En ce qui concerne La Belle Cauchoise ou les Aventures d'une paysanne pervertie, il s'agit d'extraits de La Paysanne pervertie de Rétif, sans rapport avec les titres précédents. C'est une édition qui utilise la référence à La Belle Cauchoise pour des raisons commerciales. La paysanne pervertie de Rétif est du reste bourguignonne.

En espérant que ces modestes renseignements vous éclaireront, je vous adresse mes cordiales salutations. »


M. Testud nous a récrit le même jour :

« Je trouve à l'instant une autre information. J. Rives Childs, dans sa Bibliographie des ouvrages de Rétif (1949) indique ceci, p. 276, à propos des éditions des Contemporaines: La Belle Cauchoise, ou les Aventures d'une paysanne pervertie, Paris, Chez les Marchands de Nouveautés (1847). Un vol. in-18 de 180 pages. “ Les récits de Restif ont été abrégés et rajustés et des changements nombreux ont été faits au texte de Restif  tiré des Contemporaines. Ce volume n'a rien de commun avec La belle Cauchoise ou Mémoires d'une jolie Normande, avec laquelle il est assez fréquemment confondu.”
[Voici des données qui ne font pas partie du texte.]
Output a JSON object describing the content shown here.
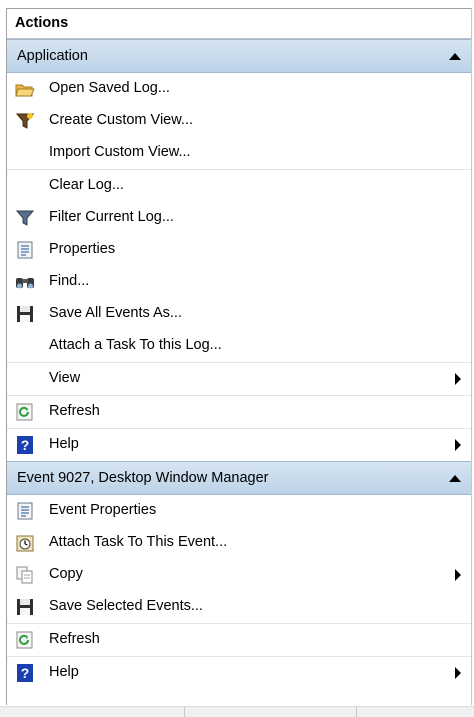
{
  "panel": {
    "title": "Actions"
  },
  "sections": [
    {
      "title": "Application",
      "items": [
        {
          "label": "Open Saved Log...",
          "icon": "open-folder-icon"
        },
        {
          "label": "Create Custom View...",
          "icon": "create-filter-icon"
        },
        {
          "label": "Import Custom View...",
          "icon": ""
        },
        {
          "label": "Clear Log...",
          "icon": ""
        },
        {
          "label": "Filter Current Log...",
          "icon": "filter-icon"
        },
        {
          "label": "Properties",
          "icon": "properties-icon"
        },
        {
          "label": "Find...",
          "icon": "binoculars-icon"
        },
        {
          "label": "Save All Events As...",
          "icon": "save-disk-icon"
        },
        {
          "label": "Attach a Task To this Log...",
          "icon": ""
        },
        {
          "label": "View",
          "icon": "",
          "submenu": true
        },
        {
          "label": "Refresh",
          "icon": "refresh-icon"
        },
        {
          "label": "Help",
          "icon": "help-icon",
          "submenu": true
        }
      ]
    },
    {
      "title": "Event 9027, Desktop Window Manager",
      "items": [
        {
          "label": "Event Properties",
          "icon": "properties-icon"
        },
        {
          "label": "Attach Task To This Event...",
          "icon": "task-clock-icon"
        },
        {
          "label": "Copy",
          "icon": "copy-icon",
          "submenu": true
        },
        {
          "label": "Save Selected Events...",
          "icon": "save-disk-icon"
        },
        {
          "label": "Refresh",
          "icon": "refresh-icon"
        },
        {
          "label": "Help",
          "icon": "help-icon",
          "submenu": true
        }
      ]
    }
  ],
  "colors": {
    "section_header": "#c5d9ec",
    "help_blue": "#1a3fb0",
    "refresh_green": "#2e9e3a",
    "folder_yellow": "#e8b84a"
  }
}
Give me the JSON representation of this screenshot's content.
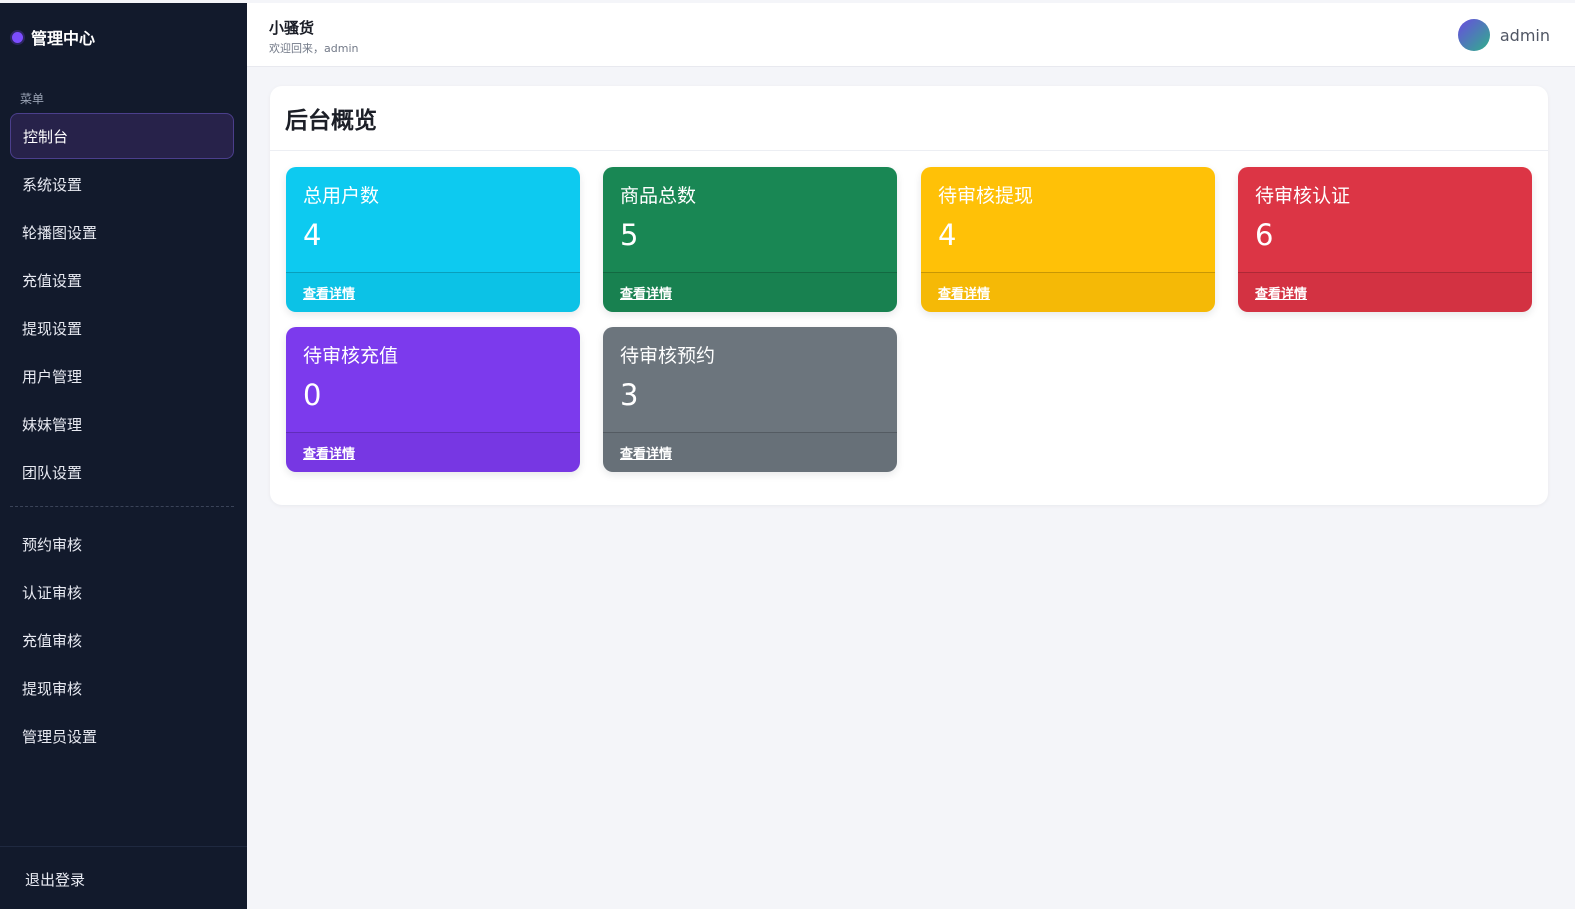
{
  "sidebar": {
    "brand": "管理中心",
    "menu_caption": "菜单",
    "items_group1": [
      {
        "label": "控制台",
        "active": true
      },
      {
        "label": "系统设置"
      },
      {
        "label": "轮播图设置"
      },
      {
        "label": "充值设置"
      },
      {
        "label": "提现设置"
      },
      {
        "label": "用户管理"
      },
      {
        "label": "妹妹管理"
      },
      {
        "label": "团队设置"
      }
    ],
    "items_group2": [
      {
        "label": "预约审核"
      },
      {
        "label": "认证审核"
      },
      {
        "label": "充值审核"
      },
      {
        "label": "提现审核"
      },
      {
        "label": "管理员设置"
      }
    ],
    "logout": "退出登录"
  },
  "header": {
    "title": "小骚货",
    "welcome": "欢迎回来，admin",
    "user_name": "admin"
  },
  "panel": {
    "title": "后台概览"
  },
  "cards": [
    {
      "label": "总用户数",
      "value": "4",
      "link": "查看详情",
      "color": "#0dcaf0"
    },
    {
      "label": "商品总数",
      "value": "5",
      "link": "查看详情",
      "color": "#198754"
    },
    {
      "label": "待审核提现",
      "value": "4",
      "link": "查看详情",
      "color": "#ffc107"
    },
    {
      "label": "待审核认证",
      "value": "6",
      "link": "查看详情",
      "color": "#dc3545"
    },
    {
      "label": "待审核充值",
      "value": "0",
      "link": "查看详情",
      "color": "#7c3aed"
    },
    {
      "label": "待审核预约",
      "value": "3",
      "link": "查看详情",
      "color": "#6c757d"
    }
  ]
}
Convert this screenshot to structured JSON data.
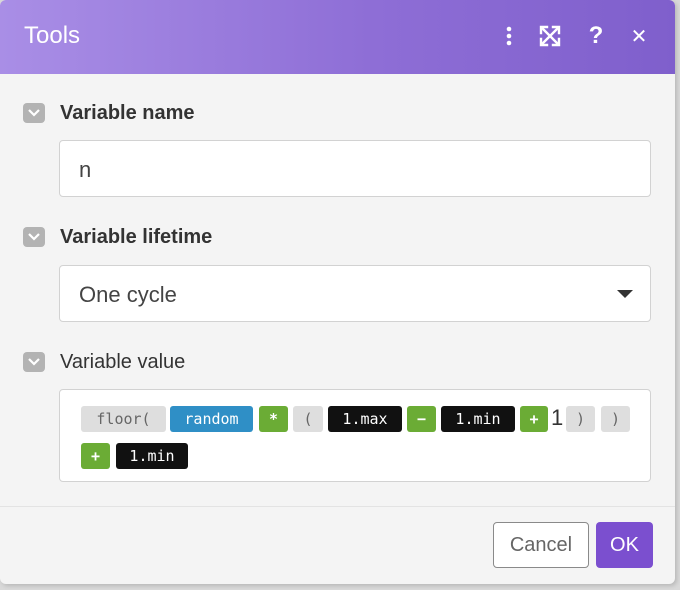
{
  "dialog": {
    "title": "Tools"
  },
  "header_icons": [
    "more-vertical-icon",
    "expand-icon",
    "help-icon",
    "close-icon"
  ],
  "header_icon_glyphs": {
    "help": "?",
    "close": "✕"
  },
  "sections": {
    "variable_name": {
      "label": "Variable name",
      "value": "n"
    },
    "variable_lifetime": {
      "label": "Variable lifetime",
      "selected": "One cycle"
    },
    "variable_value": {
      "label": "Variable value",
      "tokens": {
        "t1": "floor(",
        "t2": "random",
        "t3": "*",
        "t4": "(",
        "t5": "1.max",
        "t6": "−",
        "t7": "1.min",
        "t8": "+",
        "t9": "1",
        "t10": ")",
        "t11": ")",
        "t12": "+",
        "t13": "1.min"
      }
    }
  },
  "footer": {
    "cancel_label": "Cancel",
    "ok_label": "OK"
  },
  "colors": {
    "header_start": "#a98ee6",
    "header_end": "#7f5fcc",
    "primary_button": "#7b4fcf",
    "token_function": "#dedede",
    "token_keyword": "#2f8fc6",
    "token_operator": "#6bac35",
    "token_variable": "#111111"
  }
}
Contrairement à ce que je vous disais, l'ouvrage serait donc fondé sur une (ou plusieurs) nouvelles des Contemporaines, et non sur La Paysanne pervertie. Mais aucun titre des Contemporaines (42 volumes!) ne permet de repérer la nouvelle, sinon celui de La Jolie Paysanne à Paris . Cette nouvelle ne fait cependant pas 180 pages, seulement une soixantaine dans le format in-12. Aucune du reste n'a une pagination de l'ordre de 180 dans le format in-18. Il faut donc supposer qu'il s'agit d'un amalgame de plusieurs nouvelles. Faute d'avoir sous les yeux le texte de La belle Cauchoise, je suis incapable de préciser dans quelles nouvelles l'éditeur a puisé.

Le travail bibliographique de J. Rives Childs est en général fiable. Mais je suis tout de même un peu étonné que la source soit dans Les Contemporaines plutôt que dans La Paysanne pervertie. »

M. Testud a autorisé la reproduction de ces courriers, qui ouvrent une question à l'intention des rétiviens. Qu'il en soit vivement remercié.